MENU
Strawberries.
Cream of Beet Soup.
Frogs' Legs. Potato Balls.
Chicken Croquettes with Asparagus Tips.
Peas. Hot Rolls.
Ginger Sherbet.
Cheese Soufflé.
Cherry Salad. Sandwiches. Olives.
Ice Cream in Angels' Food.
Coffee. Bonbons.
The soup is made by stewing chopped beets until they are tender and adding them to hot cream, seasoning, thickening, and straining, and pouring into the bouillon cups onto a spoonful of whipped cream. The beets should be the dark red ones, and only enough should be used to give a pretty pink colour to the soup. Frogs' legs, fried and served with a bit of lemon make a very good course for luncheon, and one liked by almost every one. The salad is made by stoning California cherries and covering them with French dressing to which a little chopped parsley has been added, and laying them on a leaf of lettuce.
The sherbet is a lemon ice flavoured with the syrup of preserved ginger, with a few bits of the root added. The cheese soufflé, which may be placed before the sherbet, if desired, is made by grating a quarter of a pound of cheese and mixing it with two tablespoonfuls of flour, butter the size of a walnut, salt, and a little red pepper, and the beaten yolks of three eggs. Just before putting in the oven add the stiff whites of two eggs, and bake in buttered paper cases, or in small tin moulds. They must be eaten as soon as they are taken from the fire or they will fall.

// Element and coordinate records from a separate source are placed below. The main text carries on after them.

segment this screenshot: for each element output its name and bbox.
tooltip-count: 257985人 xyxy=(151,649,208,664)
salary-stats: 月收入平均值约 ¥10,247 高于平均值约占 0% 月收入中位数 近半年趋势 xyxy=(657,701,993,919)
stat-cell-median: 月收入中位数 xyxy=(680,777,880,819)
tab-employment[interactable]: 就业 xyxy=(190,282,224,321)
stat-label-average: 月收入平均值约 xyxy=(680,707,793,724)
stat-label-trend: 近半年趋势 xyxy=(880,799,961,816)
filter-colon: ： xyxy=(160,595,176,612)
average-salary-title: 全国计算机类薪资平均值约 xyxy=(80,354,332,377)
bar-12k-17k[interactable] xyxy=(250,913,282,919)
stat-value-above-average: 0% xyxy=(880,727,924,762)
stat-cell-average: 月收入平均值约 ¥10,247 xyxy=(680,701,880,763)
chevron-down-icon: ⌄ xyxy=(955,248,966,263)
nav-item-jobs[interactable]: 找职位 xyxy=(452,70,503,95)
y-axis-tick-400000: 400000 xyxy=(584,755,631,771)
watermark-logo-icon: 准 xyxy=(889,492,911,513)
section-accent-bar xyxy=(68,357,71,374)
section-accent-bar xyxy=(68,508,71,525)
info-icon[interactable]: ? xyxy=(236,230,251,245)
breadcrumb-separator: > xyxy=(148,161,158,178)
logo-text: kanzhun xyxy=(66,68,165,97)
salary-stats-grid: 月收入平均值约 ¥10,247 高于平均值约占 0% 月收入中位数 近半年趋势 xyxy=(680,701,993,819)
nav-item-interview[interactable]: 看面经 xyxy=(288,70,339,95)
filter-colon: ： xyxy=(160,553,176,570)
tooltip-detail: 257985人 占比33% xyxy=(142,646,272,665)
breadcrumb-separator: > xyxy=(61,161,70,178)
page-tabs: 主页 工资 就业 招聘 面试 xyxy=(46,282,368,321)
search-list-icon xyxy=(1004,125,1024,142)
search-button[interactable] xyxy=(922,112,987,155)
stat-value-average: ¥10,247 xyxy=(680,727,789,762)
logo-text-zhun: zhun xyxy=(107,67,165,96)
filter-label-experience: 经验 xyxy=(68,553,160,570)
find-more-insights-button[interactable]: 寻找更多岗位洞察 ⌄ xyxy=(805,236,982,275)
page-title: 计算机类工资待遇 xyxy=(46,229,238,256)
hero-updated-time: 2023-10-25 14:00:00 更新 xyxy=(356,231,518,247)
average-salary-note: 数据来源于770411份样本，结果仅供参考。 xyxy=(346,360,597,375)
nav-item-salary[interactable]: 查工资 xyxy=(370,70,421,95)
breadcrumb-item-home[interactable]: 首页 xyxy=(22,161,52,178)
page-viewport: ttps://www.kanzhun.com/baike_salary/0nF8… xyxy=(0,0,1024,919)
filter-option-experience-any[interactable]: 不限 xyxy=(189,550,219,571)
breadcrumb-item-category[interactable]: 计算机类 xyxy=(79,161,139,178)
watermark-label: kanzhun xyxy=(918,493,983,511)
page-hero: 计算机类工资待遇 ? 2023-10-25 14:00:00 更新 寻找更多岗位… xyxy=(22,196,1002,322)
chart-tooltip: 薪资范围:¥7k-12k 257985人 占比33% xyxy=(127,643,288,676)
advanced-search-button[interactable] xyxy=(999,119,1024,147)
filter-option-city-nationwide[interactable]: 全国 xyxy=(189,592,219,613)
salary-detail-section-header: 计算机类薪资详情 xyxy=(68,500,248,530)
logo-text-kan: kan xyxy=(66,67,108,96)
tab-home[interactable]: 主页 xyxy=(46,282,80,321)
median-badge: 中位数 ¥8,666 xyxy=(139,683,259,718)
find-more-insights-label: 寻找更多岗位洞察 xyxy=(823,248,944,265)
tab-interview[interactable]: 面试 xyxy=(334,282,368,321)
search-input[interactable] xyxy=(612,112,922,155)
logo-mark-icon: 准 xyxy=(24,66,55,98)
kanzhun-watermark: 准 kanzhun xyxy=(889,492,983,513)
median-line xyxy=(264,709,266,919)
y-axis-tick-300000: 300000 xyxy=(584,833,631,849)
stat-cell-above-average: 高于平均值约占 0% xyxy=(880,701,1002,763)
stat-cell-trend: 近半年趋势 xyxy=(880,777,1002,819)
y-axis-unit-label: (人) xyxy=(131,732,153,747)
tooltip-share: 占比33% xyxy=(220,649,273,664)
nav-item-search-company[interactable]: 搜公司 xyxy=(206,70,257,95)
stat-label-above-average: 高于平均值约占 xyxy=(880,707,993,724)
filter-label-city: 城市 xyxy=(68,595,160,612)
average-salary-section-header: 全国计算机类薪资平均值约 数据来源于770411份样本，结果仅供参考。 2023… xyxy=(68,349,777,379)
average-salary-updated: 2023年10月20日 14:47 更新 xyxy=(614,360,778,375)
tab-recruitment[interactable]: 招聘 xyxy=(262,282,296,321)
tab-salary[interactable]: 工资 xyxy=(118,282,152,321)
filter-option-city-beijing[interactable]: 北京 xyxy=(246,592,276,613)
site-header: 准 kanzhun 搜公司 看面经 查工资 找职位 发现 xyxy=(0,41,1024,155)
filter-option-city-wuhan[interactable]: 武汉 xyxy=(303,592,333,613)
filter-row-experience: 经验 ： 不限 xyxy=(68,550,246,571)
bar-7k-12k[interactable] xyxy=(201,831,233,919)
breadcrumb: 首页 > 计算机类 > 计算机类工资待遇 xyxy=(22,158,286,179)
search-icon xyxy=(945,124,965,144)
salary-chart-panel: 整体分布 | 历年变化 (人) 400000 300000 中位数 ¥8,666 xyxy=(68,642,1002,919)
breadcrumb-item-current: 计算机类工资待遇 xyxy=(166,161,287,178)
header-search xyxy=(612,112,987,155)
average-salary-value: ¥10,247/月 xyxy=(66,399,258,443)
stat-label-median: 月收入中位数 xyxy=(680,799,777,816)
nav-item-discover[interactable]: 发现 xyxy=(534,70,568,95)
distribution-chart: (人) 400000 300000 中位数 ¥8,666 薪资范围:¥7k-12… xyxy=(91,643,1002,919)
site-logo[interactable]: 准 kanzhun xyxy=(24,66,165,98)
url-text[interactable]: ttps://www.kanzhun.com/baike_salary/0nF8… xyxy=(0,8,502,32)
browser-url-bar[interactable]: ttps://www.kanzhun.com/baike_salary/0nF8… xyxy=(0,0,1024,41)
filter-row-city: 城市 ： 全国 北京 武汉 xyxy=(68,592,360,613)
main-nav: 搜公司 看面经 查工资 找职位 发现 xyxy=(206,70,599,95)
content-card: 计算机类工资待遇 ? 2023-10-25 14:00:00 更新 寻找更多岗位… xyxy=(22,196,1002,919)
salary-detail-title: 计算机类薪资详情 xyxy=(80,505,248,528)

The ice cream is a plain white one, served in a large cake of angels' food which has had the top carefully cut off, the inside scooped out, and the cream packed firmly in. The cover is then put back and the whole iced, or covered with powdered sugar, and decorated on top with candied cherries. It is to be cut exactly as though it were simply an ordinary cake, and served in slices.
A SCHOOL-GIRL LUNCHEON
A luncheon for a young girl should be of the simplest character, both in decorations and menu, but there is no reason why it should not be pretty. The most appropriate flower to use is the primrose; pots of these may stand on the table, one in front of each guest, tied up with crêpe paper and ribbons. If these are of two or more shades of pink, the effect will be more elaborate than if they are all of the same shade. In the centre may be a large pot with a number of the plants closely planted in it. If candles are used, the shades may be of plain cardboard with a wreath of the same flowers on the edge, either artificial ones sewed on, or painted in a simple pattern. Or, hyacinths may be used for the flowers, either pink ones or pink and white alternating. If the school-girls are beyond the time when the gift of a pot of flowers gives pleasure,—and there is a period when they would scorn such an offering as undignified,—let the decoration be a long, narrow box of the growing hyacinths in the centre of the table, which will make a beautiful window-box after the luncheon is past. The menu given above might be modified for this meal, as it is unnecessarily elaborate.